Some practical ways to reduce sodium: choose low-sodium versions of canned and packaged foods, rinse canned beans and tuna before eating, season with herbs, spices, lemon, or vinegar instead of salt, and look for products with less than 5% of the Daily Value for sodium on the label. Anything at 20% or higher is considered a high-sodium food.

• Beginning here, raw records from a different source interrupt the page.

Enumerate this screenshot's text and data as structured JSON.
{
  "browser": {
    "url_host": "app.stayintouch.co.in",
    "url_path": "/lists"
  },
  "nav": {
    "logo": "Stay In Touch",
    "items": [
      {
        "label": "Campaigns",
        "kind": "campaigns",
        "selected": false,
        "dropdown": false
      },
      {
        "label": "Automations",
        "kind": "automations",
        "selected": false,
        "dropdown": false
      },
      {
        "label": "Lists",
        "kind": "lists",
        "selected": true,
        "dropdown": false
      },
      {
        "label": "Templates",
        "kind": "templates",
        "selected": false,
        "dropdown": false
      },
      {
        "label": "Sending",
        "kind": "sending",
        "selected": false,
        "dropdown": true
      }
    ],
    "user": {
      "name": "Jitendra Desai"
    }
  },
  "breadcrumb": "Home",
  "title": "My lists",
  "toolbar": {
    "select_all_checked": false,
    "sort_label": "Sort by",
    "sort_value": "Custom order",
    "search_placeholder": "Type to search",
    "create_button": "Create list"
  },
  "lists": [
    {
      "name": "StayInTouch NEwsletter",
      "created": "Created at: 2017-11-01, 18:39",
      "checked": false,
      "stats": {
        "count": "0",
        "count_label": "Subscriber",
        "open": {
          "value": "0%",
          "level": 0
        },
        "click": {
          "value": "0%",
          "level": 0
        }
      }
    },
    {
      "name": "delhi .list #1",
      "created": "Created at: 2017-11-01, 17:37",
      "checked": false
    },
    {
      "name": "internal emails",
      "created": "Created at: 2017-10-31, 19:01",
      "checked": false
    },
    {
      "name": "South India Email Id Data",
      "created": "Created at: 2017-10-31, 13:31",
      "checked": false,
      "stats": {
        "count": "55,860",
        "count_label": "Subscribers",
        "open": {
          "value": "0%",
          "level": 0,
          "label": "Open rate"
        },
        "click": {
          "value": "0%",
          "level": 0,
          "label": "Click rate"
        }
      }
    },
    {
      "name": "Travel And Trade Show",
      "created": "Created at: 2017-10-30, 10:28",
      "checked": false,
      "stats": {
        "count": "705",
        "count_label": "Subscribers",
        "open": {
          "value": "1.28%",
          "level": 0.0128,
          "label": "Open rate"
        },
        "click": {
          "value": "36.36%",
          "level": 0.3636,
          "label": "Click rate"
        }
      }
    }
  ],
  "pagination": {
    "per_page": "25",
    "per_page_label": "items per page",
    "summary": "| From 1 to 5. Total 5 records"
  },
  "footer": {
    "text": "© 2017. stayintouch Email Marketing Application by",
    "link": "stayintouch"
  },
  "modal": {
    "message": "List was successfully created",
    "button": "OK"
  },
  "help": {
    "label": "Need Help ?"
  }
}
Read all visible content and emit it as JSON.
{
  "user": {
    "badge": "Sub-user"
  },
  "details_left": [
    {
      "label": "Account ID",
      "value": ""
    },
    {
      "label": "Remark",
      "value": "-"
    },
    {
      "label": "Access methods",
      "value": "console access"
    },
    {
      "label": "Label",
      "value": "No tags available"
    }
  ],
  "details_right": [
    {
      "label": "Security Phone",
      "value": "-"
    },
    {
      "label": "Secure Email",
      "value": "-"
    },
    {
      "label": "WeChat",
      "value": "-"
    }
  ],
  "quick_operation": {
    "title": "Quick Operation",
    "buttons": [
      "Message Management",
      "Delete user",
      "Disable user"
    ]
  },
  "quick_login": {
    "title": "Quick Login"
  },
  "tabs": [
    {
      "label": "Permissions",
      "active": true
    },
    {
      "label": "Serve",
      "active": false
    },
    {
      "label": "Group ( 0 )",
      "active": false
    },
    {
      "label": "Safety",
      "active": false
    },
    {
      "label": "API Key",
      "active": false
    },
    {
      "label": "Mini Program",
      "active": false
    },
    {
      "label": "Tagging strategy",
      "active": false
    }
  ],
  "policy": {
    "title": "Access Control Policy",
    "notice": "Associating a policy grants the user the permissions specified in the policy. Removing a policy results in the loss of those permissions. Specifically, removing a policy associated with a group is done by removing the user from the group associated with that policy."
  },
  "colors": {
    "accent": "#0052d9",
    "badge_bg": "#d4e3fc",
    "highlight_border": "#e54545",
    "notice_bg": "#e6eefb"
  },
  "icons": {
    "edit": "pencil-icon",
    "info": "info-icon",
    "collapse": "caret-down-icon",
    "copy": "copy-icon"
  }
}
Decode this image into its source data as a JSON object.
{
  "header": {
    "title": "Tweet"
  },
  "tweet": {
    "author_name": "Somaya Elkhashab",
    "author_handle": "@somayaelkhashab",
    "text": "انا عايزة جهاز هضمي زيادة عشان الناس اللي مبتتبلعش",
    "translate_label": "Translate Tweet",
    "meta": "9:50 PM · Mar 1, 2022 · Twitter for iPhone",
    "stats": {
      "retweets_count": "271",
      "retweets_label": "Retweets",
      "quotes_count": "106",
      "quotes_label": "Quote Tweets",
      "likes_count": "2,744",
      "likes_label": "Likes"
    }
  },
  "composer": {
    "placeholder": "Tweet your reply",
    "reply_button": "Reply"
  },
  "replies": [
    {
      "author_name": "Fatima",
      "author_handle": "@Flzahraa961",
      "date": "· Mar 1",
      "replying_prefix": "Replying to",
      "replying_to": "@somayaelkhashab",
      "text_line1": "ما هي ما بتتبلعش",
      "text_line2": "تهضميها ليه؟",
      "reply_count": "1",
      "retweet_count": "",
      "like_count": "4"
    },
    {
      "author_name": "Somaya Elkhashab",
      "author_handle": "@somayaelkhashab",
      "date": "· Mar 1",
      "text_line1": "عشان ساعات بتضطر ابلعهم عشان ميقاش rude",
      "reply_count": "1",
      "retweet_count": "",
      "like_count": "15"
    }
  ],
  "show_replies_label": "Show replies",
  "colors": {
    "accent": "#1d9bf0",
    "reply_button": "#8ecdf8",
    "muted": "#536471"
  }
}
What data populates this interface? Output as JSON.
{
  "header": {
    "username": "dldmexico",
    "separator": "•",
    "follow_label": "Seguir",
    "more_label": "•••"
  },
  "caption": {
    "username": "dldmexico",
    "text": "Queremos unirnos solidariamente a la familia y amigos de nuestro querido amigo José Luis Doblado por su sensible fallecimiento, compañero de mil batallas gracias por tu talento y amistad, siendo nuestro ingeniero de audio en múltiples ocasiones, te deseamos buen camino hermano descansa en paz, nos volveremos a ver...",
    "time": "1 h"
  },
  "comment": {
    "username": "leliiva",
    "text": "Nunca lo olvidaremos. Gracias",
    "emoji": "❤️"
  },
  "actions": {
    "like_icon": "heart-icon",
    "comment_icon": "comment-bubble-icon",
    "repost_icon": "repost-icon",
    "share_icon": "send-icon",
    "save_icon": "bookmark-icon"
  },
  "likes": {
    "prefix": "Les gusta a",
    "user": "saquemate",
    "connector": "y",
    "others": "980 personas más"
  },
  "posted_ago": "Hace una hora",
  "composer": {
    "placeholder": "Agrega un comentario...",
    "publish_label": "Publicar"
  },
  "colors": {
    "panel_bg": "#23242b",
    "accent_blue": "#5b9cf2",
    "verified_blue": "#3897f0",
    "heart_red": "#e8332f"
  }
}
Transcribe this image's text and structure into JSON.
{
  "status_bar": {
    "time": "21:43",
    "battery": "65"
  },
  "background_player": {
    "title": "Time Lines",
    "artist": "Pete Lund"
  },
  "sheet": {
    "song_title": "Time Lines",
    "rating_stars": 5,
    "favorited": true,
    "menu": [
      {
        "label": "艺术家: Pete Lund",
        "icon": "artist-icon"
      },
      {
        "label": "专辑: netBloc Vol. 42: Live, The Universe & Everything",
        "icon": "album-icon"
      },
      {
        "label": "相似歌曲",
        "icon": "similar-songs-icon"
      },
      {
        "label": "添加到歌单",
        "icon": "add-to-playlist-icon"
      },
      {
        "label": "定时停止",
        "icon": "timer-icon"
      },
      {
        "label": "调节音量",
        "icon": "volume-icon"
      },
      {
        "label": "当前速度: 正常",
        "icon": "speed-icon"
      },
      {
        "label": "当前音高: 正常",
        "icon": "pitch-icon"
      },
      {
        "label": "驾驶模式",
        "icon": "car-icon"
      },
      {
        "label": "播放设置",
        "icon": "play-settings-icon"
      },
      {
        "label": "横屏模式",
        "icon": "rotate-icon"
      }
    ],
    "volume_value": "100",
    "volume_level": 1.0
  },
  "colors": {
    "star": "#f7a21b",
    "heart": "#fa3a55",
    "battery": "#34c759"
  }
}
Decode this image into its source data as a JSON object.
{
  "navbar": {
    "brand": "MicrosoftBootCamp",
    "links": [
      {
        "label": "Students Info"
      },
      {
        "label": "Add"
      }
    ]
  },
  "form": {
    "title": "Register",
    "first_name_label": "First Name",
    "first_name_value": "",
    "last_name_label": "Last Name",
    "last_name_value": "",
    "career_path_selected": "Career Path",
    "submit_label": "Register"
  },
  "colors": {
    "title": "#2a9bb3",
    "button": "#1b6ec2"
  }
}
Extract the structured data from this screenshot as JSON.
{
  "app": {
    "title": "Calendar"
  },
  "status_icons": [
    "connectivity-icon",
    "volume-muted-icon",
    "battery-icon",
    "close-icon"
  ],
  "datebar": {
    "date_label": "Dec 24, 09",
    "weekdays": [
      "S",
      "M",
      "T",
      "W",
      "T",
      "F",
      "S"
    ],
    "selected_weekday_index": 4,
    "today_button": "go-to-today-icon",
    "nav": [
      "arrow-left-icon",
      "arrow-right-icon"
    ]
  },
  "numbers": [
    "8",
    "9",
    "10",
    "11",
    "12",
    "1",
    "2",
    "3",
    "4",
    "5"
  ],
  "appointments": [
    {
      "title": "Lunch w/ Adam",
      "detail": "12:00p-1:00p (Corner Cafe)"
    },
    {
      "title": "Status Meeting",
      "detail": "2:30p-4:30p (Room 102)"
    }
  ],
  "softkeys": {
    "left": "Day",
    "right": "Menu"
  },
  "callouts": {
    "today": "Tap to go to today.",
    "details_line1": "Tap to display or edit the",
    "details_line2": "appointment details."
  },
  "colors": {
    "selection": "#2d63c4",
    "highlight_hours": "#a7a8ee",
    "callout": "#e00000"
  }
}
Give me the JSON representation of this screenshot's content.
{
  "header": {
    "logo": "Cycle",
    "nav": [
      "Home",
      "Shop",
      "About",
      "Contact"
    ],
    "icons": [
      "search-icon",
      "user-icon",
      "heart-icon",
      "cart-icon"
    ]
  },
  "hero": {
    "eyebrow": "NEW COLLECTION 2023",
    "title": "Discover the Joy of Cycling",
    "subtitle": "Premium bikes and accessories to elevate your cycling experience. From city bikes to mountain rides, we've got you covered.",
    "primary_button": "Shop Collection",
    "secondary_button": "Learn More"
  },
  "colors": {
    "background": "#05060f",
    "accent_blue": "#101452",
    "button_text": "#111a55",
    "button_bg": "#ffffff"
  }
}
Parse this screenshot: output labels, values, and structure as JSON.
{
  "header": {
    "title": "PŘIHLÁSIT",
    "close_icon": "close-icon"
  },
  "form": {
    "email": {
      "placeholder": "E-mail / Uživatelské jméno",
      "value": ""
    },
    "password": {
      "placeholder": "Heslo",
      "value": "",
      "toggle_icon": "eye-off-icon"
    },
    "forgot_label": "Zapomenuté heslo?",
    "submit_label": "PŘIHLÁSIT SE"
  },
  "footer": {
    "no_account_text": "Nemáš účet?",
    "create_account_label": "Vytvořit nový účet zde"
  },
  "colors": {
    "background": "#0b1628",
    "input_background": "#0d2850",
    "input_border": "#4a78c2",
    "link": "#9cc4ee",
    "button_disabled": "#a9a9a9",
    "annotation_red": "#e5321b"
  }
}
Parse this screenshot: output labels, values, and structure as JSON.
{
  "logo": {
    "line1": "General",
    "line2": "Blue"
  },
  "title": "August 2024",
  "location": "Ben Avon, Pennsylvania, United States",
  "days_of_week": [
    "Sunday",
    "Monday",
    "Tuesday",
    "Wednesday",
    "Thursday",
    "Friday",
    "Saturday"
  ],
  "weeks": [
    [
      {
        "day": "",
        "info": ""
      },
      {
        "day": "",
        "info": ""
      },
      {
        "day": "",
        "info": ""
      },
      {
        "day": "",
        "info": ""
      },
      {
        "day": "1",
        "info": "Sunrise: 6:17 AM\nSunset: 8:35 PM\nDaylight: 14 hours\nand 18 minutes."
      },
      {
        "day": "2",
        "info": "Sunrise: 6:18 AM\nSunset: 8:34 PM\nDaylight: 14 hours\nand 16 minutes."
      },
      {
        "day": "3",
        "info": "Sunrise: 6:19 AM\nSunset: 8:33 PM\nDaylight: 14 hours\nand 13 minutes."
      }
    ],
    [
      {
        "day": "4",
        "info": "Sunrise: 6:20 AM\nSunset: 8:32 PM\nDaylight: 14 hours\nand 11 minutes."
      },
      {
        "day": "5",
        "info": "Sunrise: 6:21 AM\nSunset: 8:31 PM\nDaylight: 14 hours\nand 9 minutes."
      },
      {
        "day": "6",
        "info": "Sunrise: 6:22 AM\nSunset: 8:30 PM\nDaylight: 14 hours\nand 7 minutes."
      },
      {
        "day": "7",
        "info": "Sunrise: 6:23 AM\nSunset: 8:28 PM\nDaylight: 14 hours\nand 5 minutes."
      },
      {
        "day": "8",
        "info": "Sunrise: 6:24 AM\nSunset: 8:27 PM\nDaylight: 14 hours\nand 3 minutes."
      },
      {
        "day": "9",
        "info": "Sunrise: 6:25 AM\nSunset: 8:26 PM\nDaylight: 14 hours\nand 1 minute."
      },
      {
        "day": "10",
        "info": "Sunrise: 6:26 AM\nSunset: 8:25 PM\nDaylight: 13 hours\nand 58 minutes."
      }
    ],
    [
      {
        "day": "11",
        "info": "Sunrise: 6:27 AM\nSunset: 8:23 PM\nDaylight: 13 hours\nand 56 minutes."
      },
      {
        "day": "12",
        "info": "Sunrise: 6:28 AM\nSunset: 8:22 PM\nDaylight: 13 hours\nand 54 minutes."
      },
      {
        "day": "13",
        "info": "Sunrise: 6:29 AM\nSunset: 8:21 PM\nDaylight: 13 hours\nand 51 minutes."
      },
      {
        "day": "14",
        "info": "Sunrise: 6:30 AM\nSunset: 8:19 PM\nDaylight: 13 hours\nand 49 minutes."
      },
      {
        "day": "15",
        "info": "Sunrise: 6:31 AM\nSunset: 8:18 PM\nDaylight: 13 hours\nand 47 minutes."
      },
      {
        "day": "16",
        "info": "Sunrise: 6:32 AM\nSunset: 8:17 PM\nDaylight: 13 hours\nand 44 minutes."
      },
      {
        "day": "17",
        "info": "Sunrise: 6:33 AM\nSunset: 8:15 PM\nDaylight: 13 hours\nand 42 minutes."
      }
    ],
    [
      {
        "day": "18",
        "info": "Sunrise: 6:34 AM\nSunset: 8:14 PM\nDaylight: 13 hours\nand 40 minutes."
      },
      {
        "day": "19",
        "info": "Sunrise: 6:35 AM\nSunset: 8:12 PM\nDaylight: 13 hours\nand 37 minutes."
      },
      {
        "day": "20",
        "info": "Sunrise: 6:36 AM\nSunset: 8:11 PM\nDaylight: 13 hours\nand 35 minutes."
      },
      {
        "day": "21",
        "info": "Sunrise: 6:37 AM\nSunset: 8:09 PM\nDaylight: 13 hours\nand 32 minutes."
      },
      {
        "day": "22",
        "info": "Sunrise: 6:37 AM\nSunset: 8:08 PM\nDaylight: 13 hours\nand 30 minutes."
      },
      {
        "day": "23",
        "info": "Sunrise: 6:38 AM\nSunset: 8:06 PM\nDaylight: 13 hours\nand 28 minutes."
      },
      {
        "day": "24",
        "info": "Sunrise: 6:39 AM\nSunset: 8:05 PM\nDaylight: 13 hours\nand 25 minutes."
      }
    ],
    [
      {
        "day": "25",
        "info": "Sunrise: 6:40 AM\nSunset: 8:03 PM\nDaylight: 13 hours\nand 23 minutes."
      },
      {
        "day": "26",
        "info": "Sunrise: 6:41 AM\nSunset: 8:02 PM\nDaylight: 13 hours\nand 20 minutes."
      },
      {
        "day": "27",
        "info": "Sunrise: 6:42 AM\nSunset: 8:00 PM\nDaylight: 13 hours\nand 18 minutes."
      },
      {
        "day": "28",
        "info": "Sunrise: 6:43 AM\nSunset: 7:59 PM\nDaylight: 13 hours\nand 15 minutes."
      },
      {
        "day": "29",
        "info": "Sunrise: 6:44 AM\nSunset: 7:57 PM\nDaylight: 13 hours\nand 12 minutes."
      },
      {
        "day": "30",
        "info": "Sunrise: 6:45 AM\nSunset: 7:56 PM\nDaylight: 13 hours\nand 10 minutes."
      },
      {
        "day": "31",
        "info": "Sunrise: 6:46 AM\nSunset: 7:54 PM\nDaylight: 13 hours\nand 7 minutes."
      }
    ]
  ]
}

Beyond diet, 30 minutes of moderate physical activity on most days makes a measurable difference. Walking, cycling, swimming, or any activity that gets your heart rate up counts. Moderating alcohol intake matters too: up to one drink a day for women, up to two for men. Maintaining a healthy weight amplifies the effect of all these changes.
What About Pregnancy?
If you’re pregnant and wondering about this reading, the thresholds are slightly different. Gestational hypertension is diagnosed at 140/90 or higher, not 130/80. A reading of 111/80 during pregnancy is not classified as gestational hypertension and would not, on its own, raise concern for preeclampsia. That said, blood pressure tends to rise in the third trimester, so a baseline sitting right at 80 diastolic is worth tracking as the pregnancy progresses.
The Bottom Line on 111/80
A reading of 111/80 is not dangerous, but it’s not technically “normal” either. It falls into the mildest tier of Stage 1 hypertension because of that diastolic number. The practical takeaway: confirm the reading with repeated measurements over time, and if it holds, treat it as a signal to tighten up diet, exercise, and sodium habits before the numbers climb any higher.